In a SHTF situation, price be damned. When I’m shepherding my wife and kids under one arm, you can bet the farm that my free hand will be holding a SIG SAUER P220 Elite. I can’t think of any better endorsement than that.


Item Number: 220R-45-BSE
Caliber: .45ACP
Action Type: DA/SA
Trigger Pull DA: 10.0 lbs.
Trigger Pull SA: 4.4 lbs.
Overall Length: 8.32 in
Overall Height: 5.50 in
Overall Width: 1.60 in
Barrel Length: 4.40 in
Sight Radius: 6.30 in
Weight w/ Mag: 30.4oz
Mag Capacity: 8 Rounds
Sights: SIGLITE® Night Sights
Grips: Custom Rosewood Grips
Frame Finish: Black Hard Anodized
Slide Finish: Nitron®
Accessory Rail: Yes
Features” Ergonomic beavertail grip, SRT™ – Short Reset Trigger
MSRP: $1,200.00
CA Compliant: No
MA Compliant: No

RATINGS (out of five)

Style * * * *

Combines the sleek and well known lines of the SIG P-series with factory rosewood grips. Sweet.

Ergonomics * * * *

The SRT Trigger is wonderful; however, this pistol may be large for some people (mainly smaller handed people). I find the slide-release and the decocker easy to manipulate, even under stress. People unfamiliar with decocker’s or DA/SA pistols should spend a few extra sessions at the range before committing this gun to home/personal defense duties.

Reliability * * * * *

It’s a SIG. I’ve put over 1600 rounds of ammo through her, and even put her through two rounds of Tuesday Night Steel (USPSA style matches).

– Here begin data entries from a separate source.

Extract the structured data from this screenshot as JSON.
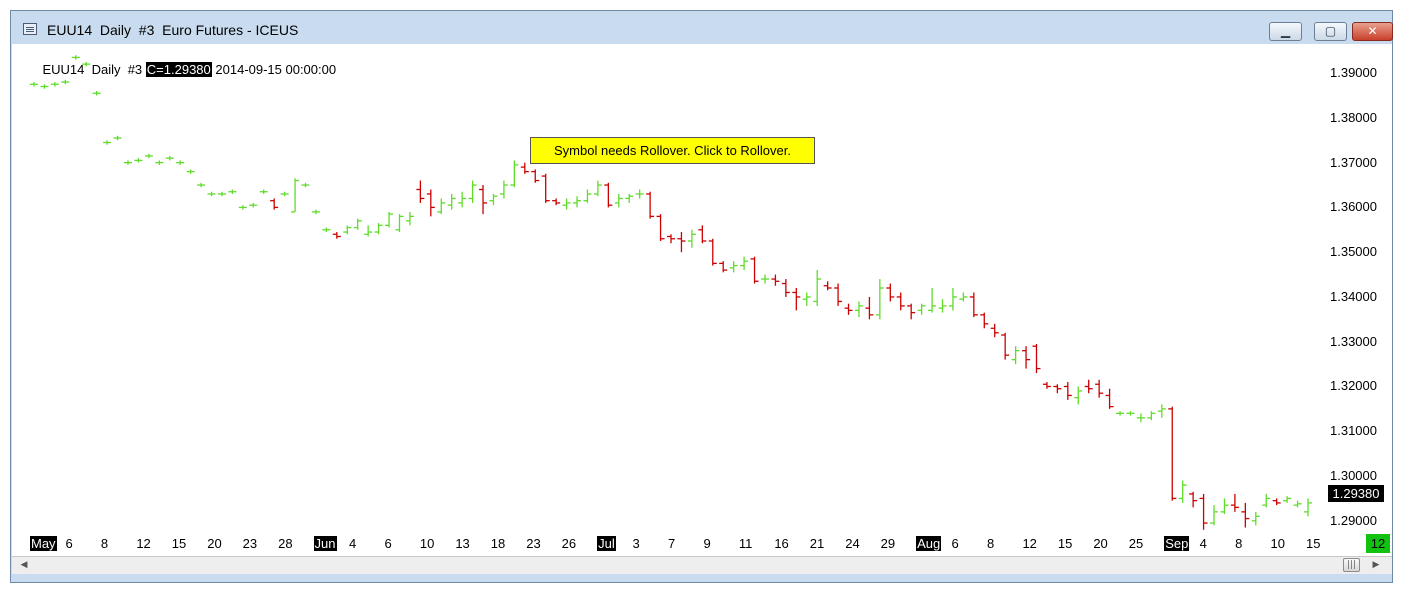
{
  "window": {
    "title": "EUU14  Daily  #3  Euro Futures - ICEUS",
    "buttons": {
      "minimize": "▁",
      "maximize": "▢",
      "close": "✕"
    }
  },
  "legend": {
    "symbol": "EUU14  Daily  #3 ",
    "close_value": "C=1.29380",
    "datetime": " 2014-09-15 00:00:00"
  },
  "rollover_message": "Symbol needs Rollover. Click to Rollover.",
  "price_axis": {
    "labels": [
      "1.39000",
      "1.38000",
      "1.37000",
      "1.36000",
      "1.35000",
      "1.34000",
      "1.33000",
      "1.32000",
      "1.31000",
      "1.30000",
      "1.29000"
    ],
    "last_price": "1.29380"
  },
  "date_axis": {
    "labels": [
      {
        "text": "May",
        "month": true
      },
      {
        "text": "6"
      },
      {
        "text": "8"
      },
      {
        "text": "12"
      },
      {
        "text": "15"
      },
      {
        "text": "20"
      },
      {
        "text": "23"
      },
      {
        "text": "28"
      },
      {
        "text": "Jun",
        "month": true
      },
      {
        "text": "4"
      },
      {
        "text": "6"
      },
      {
        "text": "10"
      },
      {
        "text": "13"
      },
      {
        "text": "18"
      },
      {
        "text": "23"
      },
      {
        "text": "26"
      },
      {
        "text": "Jul",
        "month": true
      },
      {
        "text": "3"
      },
      {
        "text": "7"
      },
      {
        "text": "9"
      },
      {
        "text": "11"
      },
      {
        "text": "16"
      },
      {
        "text": "21"
      },
      {
        "text": "24"
      },
      {
        "text": "29"
      },
      {
        "text": "Aug",
        "month": true
      },
      {
        "text": "6"
      },
      {
        "text": "8"
      },
      {
        "text": "12"
      },
      {
        "text": "15"
      },
      {
        "text": "20"
      },
      {
        "text": "25"
      },
      {
        "text": "Sep",
        "month": true
      },
      {
        "text": "4"
      },
      {
        "text": "8"
      },
      {
        "text": "10"
      },
      {
        "text": "15"
      }
    ],
    "bar_count": "12"
  },
  "colors": {
    "up_bar": "#5fdc2a",
    "down_bar": "#cc0000",
    "rollover_bg": "#ffff00",
    "count_box": "#11c211"
  },
  "chart_data": {
    "type": "ohlc",
    "ylim": [
      1.2875,
      1.3965
    ],
    "ticks": [
      1.39,
      1.38,
      1.37,
      1.36,
      1.35,
      1.34,
      1.33,
      1.32,
      1.31,
      1.3,
      1.29
    ],
    "bars": [
      [
        1.3875,
        1.388,
        1.387,
        1.3875
      ],
      [
        1.387,
        1.3875,
        1.3865,
        1.387
      ],
      [
        1.3875,
        1.388,
        1.387,
        1.3875
      ],
      [
        1.388,
        1.3885,
        1.3875,
        1.388
      ],
      [
        1.3935,
        1.394,
        1.393,
        1.3935
      ],
      [
        1.392,
        1.3925,
        1.3915,
        1.392
      ],
      [
        1.3855,
        1.386,
        1.385,
        1.3855
      ],
      [
        1.3745,
        1.375,
        1.374,
        1.3745
      ],
      [
        1.3755,
        1.376,
        1.375,
        1.3755
      ],
      [
        1.37,
        1.3705,
        1.3695,
        1.37
      ],
      [
        1.3705,
        1.371,
        1.37,
        1.3705
      ],
      [
        1.3715,
        1.372,
        1.371,
        1.3715
      ],
      [
        1.37,
        1.3705,
        1.3695,
        1.37
      ],
      [
        1.371,
        1.3715,
        1.3705,
        1.371
      ],
      [
        1.37,
        1.3705,
        1.3695,
        1.37
      ],
      [
        1.368,
        1.3685,
        1.3675,
        1.368
      ],
      [
        1.365,
        1.3655,
        1.3645,
        1.365
      ],
      [
        1.363,
        1.3635,
        1.3625,
        1.363
      ],
      [
        1.363,
        1.3635,
        1.3625,
        1.363
      ],
      [
        1.3635,
        1.364,
        1.363,
        1.3635
      ],
      [
        1.36,
        1.3605,
        1.3595,
        1.36
      ],
      [
        1.3605,
        1.361,
        1.36,
        1.3605
      ],
      [
        1.3635,
        1.364,
        1.363,
        1.3635
      ],
      [
        1.3615,
        1.362,
        1.3595,
        1.36
      ],
      [
        1.363,
        1.3635,
        1.3625,
        1.363
      ],
      [
        1.359,
        1.3665,
        1.359,
        1.366
      ],
      [
        1.365,
        1.3655,
        1.3645,
        1.365
      ],
      [
        1.359,
        1.3595,
        1.3585,
        1.359
      ],
      [
        1.355,
        1.3555,
        1.3545,
        1.355
      ],
      [
        1.354,
        1.3545,
        1.353,
        1.3535
      ],
      [
        1.3545,
        1.356,
        1.354,
        1.3555
      ],
      [
        1.3555,
        1.3575,
        1.355,
        1.357
      ],
      [
        1.354,
        1.356,
        1.3535,
        1.3545
      ],
      [
        1.3545,
        1.3565,
        1.354,
        1.356
      ],
      [
        1.356,
        1.359,
        1.3555,
        1.3585
      ],
      [
        1.355,
        1.3585,
        1.3545,
        1.358
      ],
      [
        1.357,
        1.359,
        1.356,
        1.358
      ],
      [
        1.364,
        1.366,
        1.361,
        1.362
      ],
      [
        1.363,
        1.364,
        1.358,
        1.36
      ],
      [
        1.359,
        1.362,
        1.3585,
        1.361
      ],
      [
        1.3605,
        1.363,
        1.3595,
        1.362
      ],
      [
        1.361,
        1.3635,
        1.36,
        1.362
      ],
      [
        1.362,
        1.366,
        1.361,
        1.365
      ],
      [
        1.364,
        1.365,
        1.3585,
        1.361
      ],
      [
        1.3615,
        1.363,
        1.3605,
        1.3625
      ],
      [
        1.363,
        1.366,
        1.362,
        1.365
      ],
      [
        1.365,
        1.3705,
        1.3645,
        1.3695
      ],
      [
        1.369,
        1.37,
        1.3675,
        1.368
      ],
      [
        1.368,
        1.3685,
        1.3655,
        1.366
      ],
      [
        1.367,
        1.3675,
        1.361,
        1.3615
      ],
      [
        1.3615,
        1.362,
        1.3605,
        1.361
      ],
      [
        1.3605,
        1.362,
        1.3595,
        1.361
      ],
      [
        1.361,
        1.3625,
        1.36,
        1.3615
      ],
      [
        1.3615,
        1.364,
        1.361,
        1.363
      ],
      [
        1.363,
        1.366,
        1.3625,
        1.365
      ],
      [
        1.365,
        1.3655,
        1.36,
        1.3605
      ],
      [
        1.361,
        1.363,
        1.36,
        1.362
      ],
      [
        1.362,
        1.363,
        1.361,
        1.3625
      ],
      [
        1.363,
        1.364,
        1.362,
        1.363
      ],
      [
        1.363,
        1.3635,
        1.3575,
        1.358
      ],
      [
        1.358,
        1.3585,
        1.3525,
        1.353
      ],
      [
        1.3535,
        1.354,
        1.352,
        1.353
      ],
      [
        1.353,
        1.3545,
        1.35,
        1.3525
      ],
      [
        1.3525,
        1.355,
        1.351,
        1.354
      ],
      [
        1.355,
        1.356,
        1.352,
        1.3525
      ],
      [
        1.3525,
        1.353,
        1.347,
        1.3475
      ],
      [
        1.3475,
        1.348,
        1.3455,
        1.346
      ],
      [
        1.3465,
        1.348,
        1.3455,
        1.347
      ],
      [
        1.347,
        1.349,
        1.346,
        1.348
      ],
      [
        1.3485,
        1.349,
        1.343,
        1.3435
      ],
      [
        1.344,
        1.345,
        1.343,
        1.344
      ],
      [
        1.344,
        1.345,
        1.3425,
        1.3435
      ],
      [
        1.343,
        1.344,
        1.34,
        1.341
      ],
      [
        1.341,
        1.342,
        1.337,
        1.34
      ],
      [
        1.3395,
        1.341,
        1.338,
        1.34
      ],
      [
        1.339,
        1.346,
        1.338,
        1.344
      ],
      [
        1.3425,
        1.3435,
        1.3415,
        1.342
      ],
      [
        1.342,
        1.343,
        1.338,
        1.339
      ],
      [
        1.3375,
        1.3385,
        1.336,
        1.337
      ],
      [
        1.337,
        1.339,
        1.3355,
        1.338
      ],
      [
        1.3375,
        1.34,
        1.335,
        1.336
      ],
      [
        1.336,
        1.344,
        1.335,
        1.342
      ],
      [
        1.342,
        1.343,
        1.339,
        1.34
      ],
      [
        1.34,
        1.341,
        1.337,
        1.338
      ],
      [
        1.338,
        1.3385,
        1.335,
        1.3365
      ],
      [
        1.337,
        1.3385,
        1.336,
        1.338
      ],
      [
        1.337,
        1.342,
        1.3365,
        1.338
      ],
      [
        1.3375,
        1.3395,
        1.3365,
        1.338
      ],
      [
        1.338,
        1.342,
        1.337,
        1.34
      ],
      [
        1.3395,
        1.341,
        1.339,
        1.34
      ],
      [
        1.34,
        1.341,
        1.3355,
        1.336
      ],
      [
        1.336,
        1.3365,
        1.333,
        1.334
      ],
      [
        1.333,
        1.334,
        1.331,
        1.332
      ],
      [
        1.3315,
        1.332,
        1.326,
        1.327
      ],
      [
        1.326,
        1.329,
        1.325,
        1.328
      ],
      [
        1.328,
        1.329,
        1.324,
        1.326
      ],
      [
        1.329,
        1.3295,
        1.323,
        1.324
      ],
      [
        1.3205,
        1.321,
        1.3195,
        1.32
      ],
      [
        1.32,
        1.3205,
        1.3185,
        1.3195
      ],
      [
        1.32,
        1.321,
        1.317,
        1.318
      ],
      [
        1.3175,
        1.32,
        1.316,
        1.319
      ],
      [
        1.32,
        1.3215,
        1.3185,
        1.3195
      ],
      [
        1.3205,
        1.3215,
        1.3175,
        1.3185
      ],
      [
        1.318,
        1.3195,
        1.315,
        1.3155
      ],
      [
        1.314,
        1.3145,
        1.3135,
        1.314
      ],
      [
        1.314,
        1.3145,
        1.3135,
        1.314
      ],
      [
        1.313,
        1.314,
        1.312,
        1.313
      ],
      [
        1.313,
        1.3145,
        1.3125,
        1.314
      ],
      [
        1.3145,
        1.316,
        1.313,
        1.315
      ],
      [
        1.315,
        1.3155,
        1.2945,
        1.295
      ],
      [
        1.295,
        1.299,
        1.294,
        1.298
      ],
      [
        1.296,
        1.2965,
        1.293,
        1.2945
      ],
      [
        1.295,
        1.296,
        1.288,
        1.2895
      ],
      [
        1.2895,
        1.2935,
        1.289,
        1.292
      ],
      [
        1.292,
        1.295,
        1.2915,
        1.2935
      ],
      [
        1.2935,
        1.296,
        1.292,
        1.293
      ],
      [
        1.292,
        1.294,
        1.2885,
        1.2905
      ],
      [
        1.29,
        1.292,
        1.289,
        1.291
      ],
      [
        1.2935,
        1.296,
        1.293,
        1.295
      ],
      [
        1.2945,
        1.295,
        1.2935,
        1.294
      ],
      [
        1.2945,
        1.2955,
        1.294,
        1.295
      ],
      [
        1.2935,
        1.2945,
        1.293,
        1.2938
      ],
      [
        1.292,
        1.295,
        1.291,
        1.294
      ]
    ]
  }
}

Not a single FTF or FTE. I currently carry the P220 Elite with Speer Gold Dot 230-gr ammo, but have tried everything from Winchester PDX to WWB 230-gr JHPs and haven’t had any issues at all.

Customize This * *

This model already comes with SIGLITE night sights and factory rosewood grips. It offers an accessory rail for mounting a flashlight and/or laser combo. Other than that, a quality holster is all you’ll need for general or CCW carrying.

Overall Rating * * * *

One of my favorite SIG’s to date. The SRT trigger is the icing on the cake.